От Кибирова до Пушкина - Александр Лавров
Шрифт:
Интервал:
Закладка:
Впрочем, именно в альманахах и сборниках русского футуризма, как раз благодаря их специально подчеркнутому, вызывающему виду и содержанию, ярко выявилась парадоксальная близость всей предыдущей модернистской линии. Футуристическое предпочтение именно обыденного пласта жизни почти моментально вытеснилось, как мы уже сказали, заменой просто обыденного акцентированно низким и безобразным. Этот сдвиг, в свою очередь, несомненно, напоминает о бодлеровской традиции в символизме. Более того, футуристическое предпочтение особо выделенного, подчеркнуто усложненного поэтического языка весьма приближает футуризм ко всем изводам поэтического модернизма, а визуально отмеченная форма футуристических сборников парадоксально сближает их с изысканно оформленными изданиями модернистов.

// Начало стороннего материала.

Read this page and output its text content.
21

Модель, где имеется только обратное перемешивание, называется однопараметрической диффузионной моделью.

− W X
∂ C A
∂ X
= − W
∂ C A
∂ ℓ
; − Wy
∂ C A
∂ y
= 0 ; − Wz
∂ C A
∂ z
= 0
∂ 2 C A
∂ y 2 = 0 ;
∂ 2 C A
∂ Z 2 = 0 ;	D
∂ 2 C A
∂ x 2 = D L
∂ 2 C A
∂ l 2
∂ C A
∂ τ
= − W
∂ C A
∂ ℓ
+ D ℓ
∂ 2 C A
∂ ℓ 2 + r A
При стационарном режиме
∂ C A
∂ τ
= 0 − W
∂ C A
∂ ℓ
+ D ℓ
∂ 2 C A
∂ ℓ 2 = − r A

В 1913 году появляются наиболее знаменитые из футуристических альманахов-сборников: второй выпуск сборника «Садок судей» (СПб), в котором выступили Б. Лившиц, Велимир Хлебников, Д. и Н. Бурлюки, В. Маяковский, А. Крученых, Е. Гуро; сборник-манифест «Пощечина общественному вкусу» (СПб) с произведениями Д. и Н. Бурлюков, А. Крученых, В. Кандинского, Б. Лившица, В. Маяковского и Велимира Хлебникова; альманах «Дохлая луна», вышедший в Москве, с участием Б. Лившица, А. Крученых, В. Маяковского, Н. и Д. Бурлюков и Велимира Хлебникова; московский же «Требник троих» — Велимир Хлебников, В. Маяковский, Н. и Д. Бурлюки, В. Татлин.
Футуристическое стремление к подчеркнуто вызывающей речи, поведению и оформлению личностного образа охватило и тех поэтов, которые не разделяли поэтики и идеологии «будетлян». В 1913 году вышли несколько сборников, объединявших поэтов экспрессионистского направления. Они заимствовали у футуристов вызывающий и низкий характер тематики и языка, но не захотели соединить их с реальным футуристским жизнетворчеством, предпочтя мифотворчество и псевдонимность. Можно назвать московские сборники «Верниссаж» (именно такое написание. — Д. С., Н. С.), «Пир во время чумы», «Крематорий здравомыслия». В них участвовали Валерий Брюсов, Игорь Северянин, Вадим Шершеневич, Борис Лавренев, Рюрик Ивнев, Надежда Львова, Сергей Третьяков, Грааль Аренский, а также Хрисанф (псевдоним художника и поэта Льва Зака), М. Россиянский (под этим именем выступили совместно В. Шершеневич и Л. Зак), Аббат Фанферфлюш (псевдоним В. Шершеневича). Эти книги явились предвестниками будущих имажинистских поэтических сборников, образовавшихся в результате союза экспрессионистов, как Шершеневич, и некоторых членов группы «Скифы» (С. Есенин, Н. Клюев).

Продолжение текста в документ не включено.